‘Caravan’ Migrants Could Face Family Separations

As members of the “caravan’ traveling from South America cross the border into the United States, immigration officials separate out children from adults in suspected trafficking cases. Objecting to the policy, attorneys with the American Civil Liberties Union (ACLU,) are asking a federal judge to place an injunction on the policy and allow detention of parents and children together as well as ordering a prohibition on splitting up families when no legal reason exists to do so.

The policy, which Attorney General Jeff Sessions discussed in an address to the Association of State Criminal Investigative Agencies, is a change from long-standing approaches in processing families crossing the border.

“If you are smuggling a child, then we will prosecute you and that child will be separated from you as required by law,” he said at the investigators’ 2018 spring conference. “If you don’t like that, then don’t smuggle children over the border.”

Among the skeptics of Sessions’ point of view are attorneys working with the ACLU. The group has filed suit in San Diego that seeks to stop the practice by Immigration and Customs Enforcement (ICE.) The case is currently under review with U.S. District Judge Dana Sabraw.

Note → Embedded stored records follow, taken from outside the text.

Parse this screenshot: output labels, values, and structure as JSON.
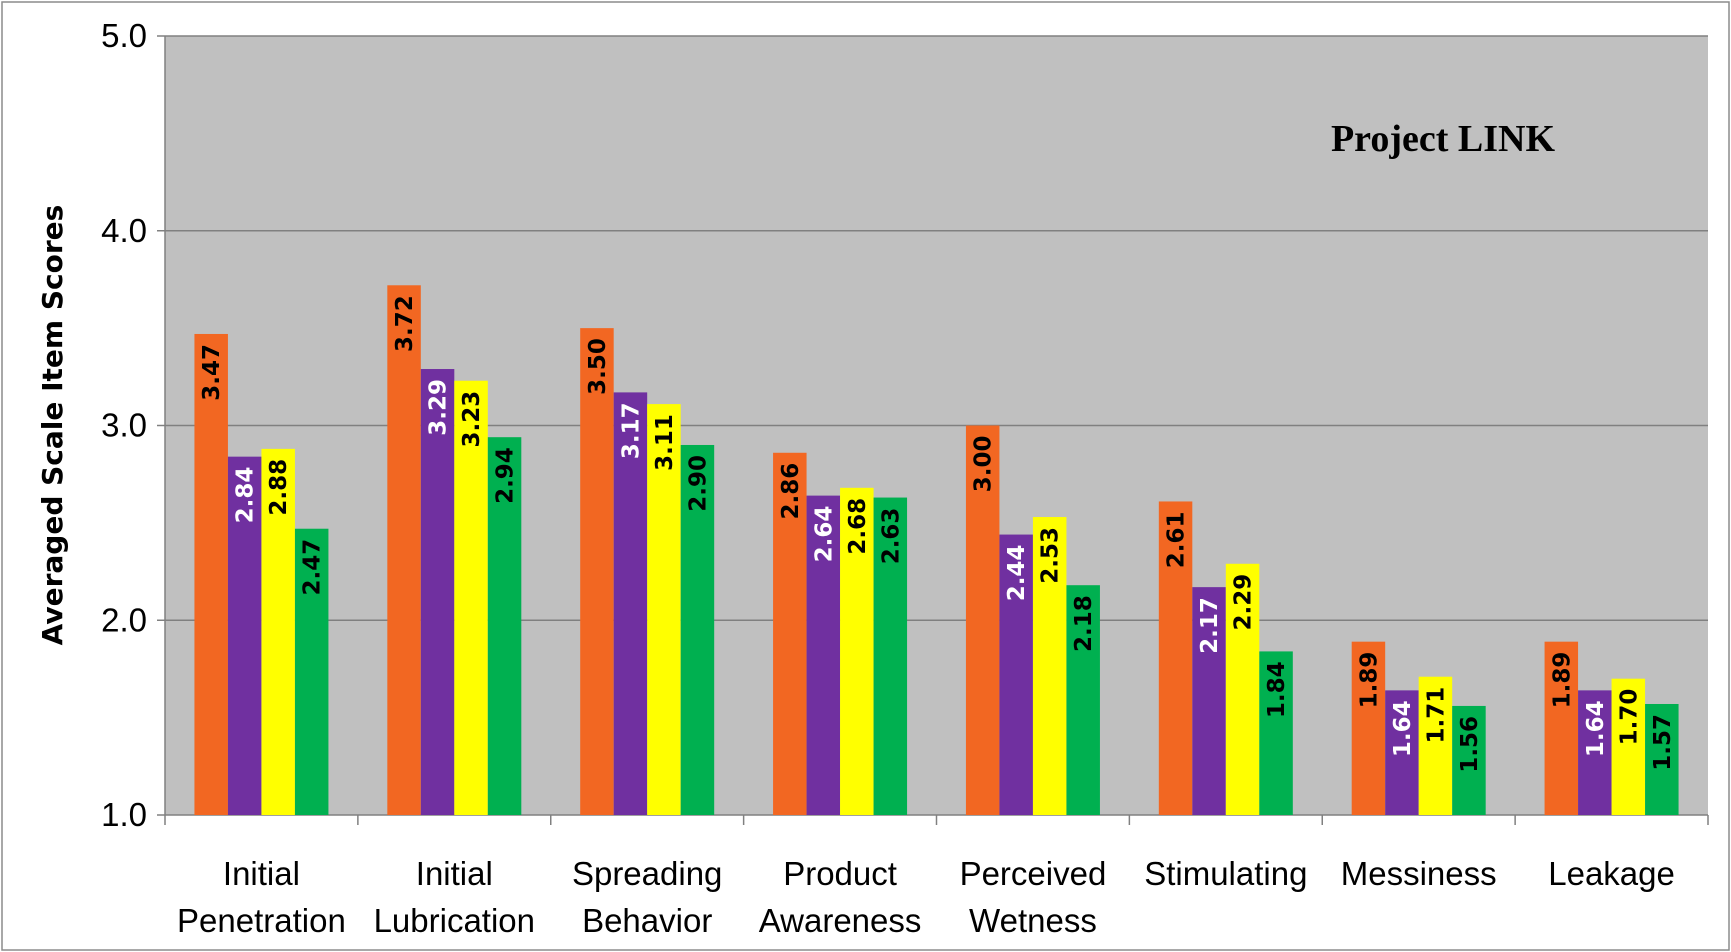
{
  "chart_data": {
    "type": "bar",
    "title": "Project LINK",
    "ylabel": "Averaged Scale Item Scores",
    "xlabel": "",
    "ylim": [
      1.0,
      5.0
    ],
    "yticks": [
      "1.0",
      "2.0",
      "3.0",
      "4.0",
      "5.0"
    ],
    "grid": true,
    "legend": "none",
    "categories": [
      [
        "Initial",
        "Penetration"
      ],
      [
        "Initial",
        "Lubrication"
      ],
      [
        "Spreading",
        "Behavior"
      ],
      [
        "Product",
        "Awareness"
      ],
      [
        "Perceived",
        "Wetness"
      ],
      [
        "Stimulating"
      ],
      [
        "Messiness"
      ],
      [
        "Leakage"
      ]
    ],
    "series": [
      {
        "color": "#F26722",
        "label_color": "#000000",
        "values": [
          3.47,
          3.72,
          3.5,
          2.86,
          3.0,
          2.61,
          1.89,
          1.89
        ],
        "labels": [
          "3.47",
          "3.72",
          "3.50",
          "2.86",
          "3.00",
          "2.61",
          "1.89",
          "1.89"
        ]
      },
      {
        "color": "#7030A0",
        "label_color": "#ffffff",
        "values": [
          2.84,
          3.29,
          3.17,
          2.64,
          2.44,
          2.17,
          1.64,
          1.64
        ],
        "labels": [
          "2.84",
          "3.29",
          "3.17",
          "2.64",
          "2.44",
          "2.17",
          "1.64",
          "1.64"
        ]
      },
      {
        "color": "#FFFF00",
        "label_color": "#000000",
        "values": [
          2.88,
          3.23,
          3.11,
          2.68,
          2.53,
          2.29,
          1.71,
          1.7
        ],
        "labels": [
          "2.88",
          "3.23",
          "3.11",
          "2.68",
          "2.53",
          "2.29",
          "1.71",
          "1.70"
        ]
      },
      {
        "color": "#00B050",
        "label_color": "#000000",
        "values": [
          2.47,
          2.94,
          2.9,
          2.63,
          2.18,
          1.84,
          1.56,
          1.57
        ],
        "labels": [
          "2.47",
          "2.94",
          "2.90",
          "2.63",
          "2.18",
          "1.84",
          "1.56",
          "1.57"
        ]
      }
    ],
    "colors": {
      "plot_background": "#C0C0C0",
      "gridline": "#808080",
      "axis": "#808080",
      "frame": "#8c8c8c"
    }
  }
}
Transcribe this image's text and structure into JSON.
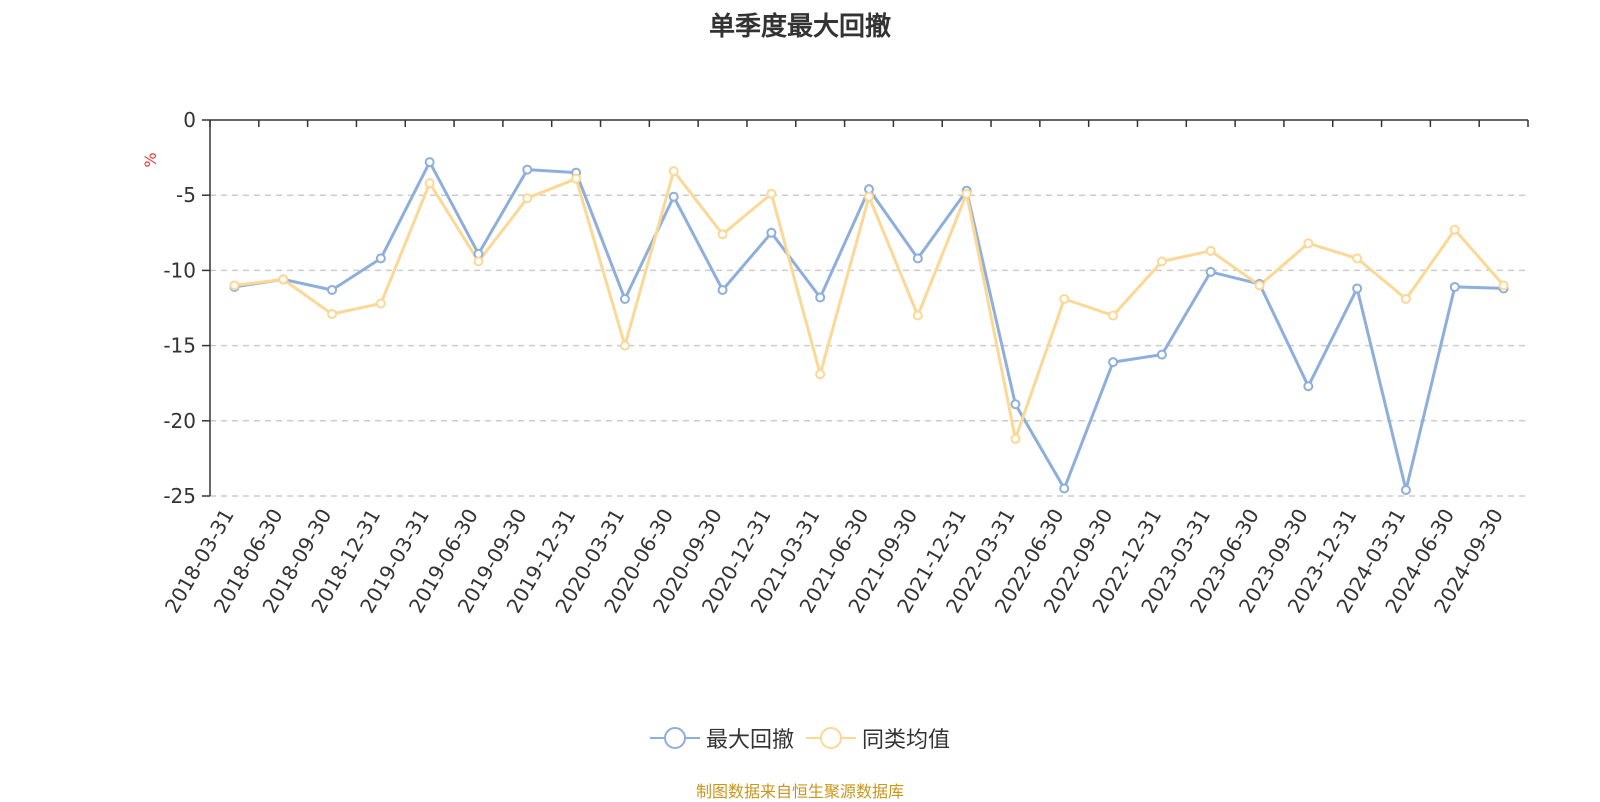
{
  "chart_data": {
    "type": "line",
    "title": "单季度最大回撤",
    "ylabel": "%",
    "xlabel": "",
    "ylim": [
      -25,
      0
    ],
    "yticks": [
      0,
      -5,
      -10,
      -15,
      -20,
      -25
    ],
    "grid": true,
    "legend_position": "bottom",
    "categories": [
      "2018-03-31",
      "2018-06-30",
      "2018-09-30",
      "2018-12-31",
      "2019-03-31",
      "2019-06-30",
      "2019-09-30",
      "2019-12-31",
      "2020-03-31",
      "2020-06-30",
      "2020-09-30",
      "2020-12-31",
      "2021-03-31",
      "2021-06-30",
      "2021-09-30",
      "2021-12-31",
      "2022-03-31",
      "2022-06-30",
      "2022-09-30",
      "2022-12-31",
      "2023-03-31",
      "2023-06-30",
      "2023-09-30",
      "2023-12-31",
      "2024-03-31",
      "2024-06-30",
      "2024-09-30"
    ],
    "series": [
      {
        "name": "最大回撤",
        "color": "#8eaedb",
        "values": [
          -11.1,
          -10.6,
          -11.3,
          -9.2,
          -2.8,
          -8.9,
          -3.3,
          -3.5,
          -11.9,
          -5.1,
          -11.3,
          -7.5,
          -11.8,
          -4.6,
          -9.2,
          -4.7,
          -18.9,
          -24.5,
          -16.1,
          -15.6,
          -10.1,
          -10.9,
          -17.7,
          -11.2,
          -24.6,
          -11.1,
          -11.2
        ]
      },
      {
        "name": "同类均值",
        "color": "#fcd896",
        "values": [
          -11.0,
          -10.6,
          -12.9,
          -12.2,
          -4.2,
          -9.4,
          -5.2,
          -3.9,
          -15.0,
          -3.4,
          -7.6,
          -4.9,
          -16.9,
          -5.1,
          -13.0,
          -4.9,
          -21.2,
          -11.9,
          -13.0,
          -9.4,
          -8.7,
          -11.0,
          -8.2,
          -9.2,
          -11.9,
          -7.3,
          -11.0
        ]
      }
    ]
  },
  "source_note": "制图数据来自恒生聚源数据库"
}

Contended in the suit is that ICE agents split “parents from children without a compelling reason, such as doubts about whether the adult is the actual parent of the child or whether the parent is otherwise legally unfit to have custody.”

According to The Los Angeles Times, Judge Sabraw’s current leanings go toward granting the injunction and certifying all these cases as a class action encompassing children and parents taken into custody, “most of whom are seeking asylum.”

An official count of minors currently in custody and who are separated from their parents isn’t available, but is estimated in the neighborhood of 700.

ACLU attorneys are asking that parents and children remain detained together.

On the other hand, Department of Justice attorneys say no legal right for families to be detained together exists under the law. What’s more, separations often come as the result of separate lawful and legally authorized decisions, including an agent’s decision to take a mother into custody. The scenario leaves minor children in the situation as unaccompanied, under a technical reading of the law.

Under previous methods of operation by border agents, mothers with children seeking asylum would have been released from ICE custody after completing their “credible fear” interviews. Children and minors, according to a Newsweek story reporting on a 1985 class action suit, ordered children and minors be kept in the “least restrictive setting” available. Most of the time, this meant the children would be released from custody along with their mother.

In a statement on the matter, Department of Homeland Security officials put out a statement saying, separations of children from the adults with whom they travel happen “in some instances, such as when parental relationship cannot be confirmed.”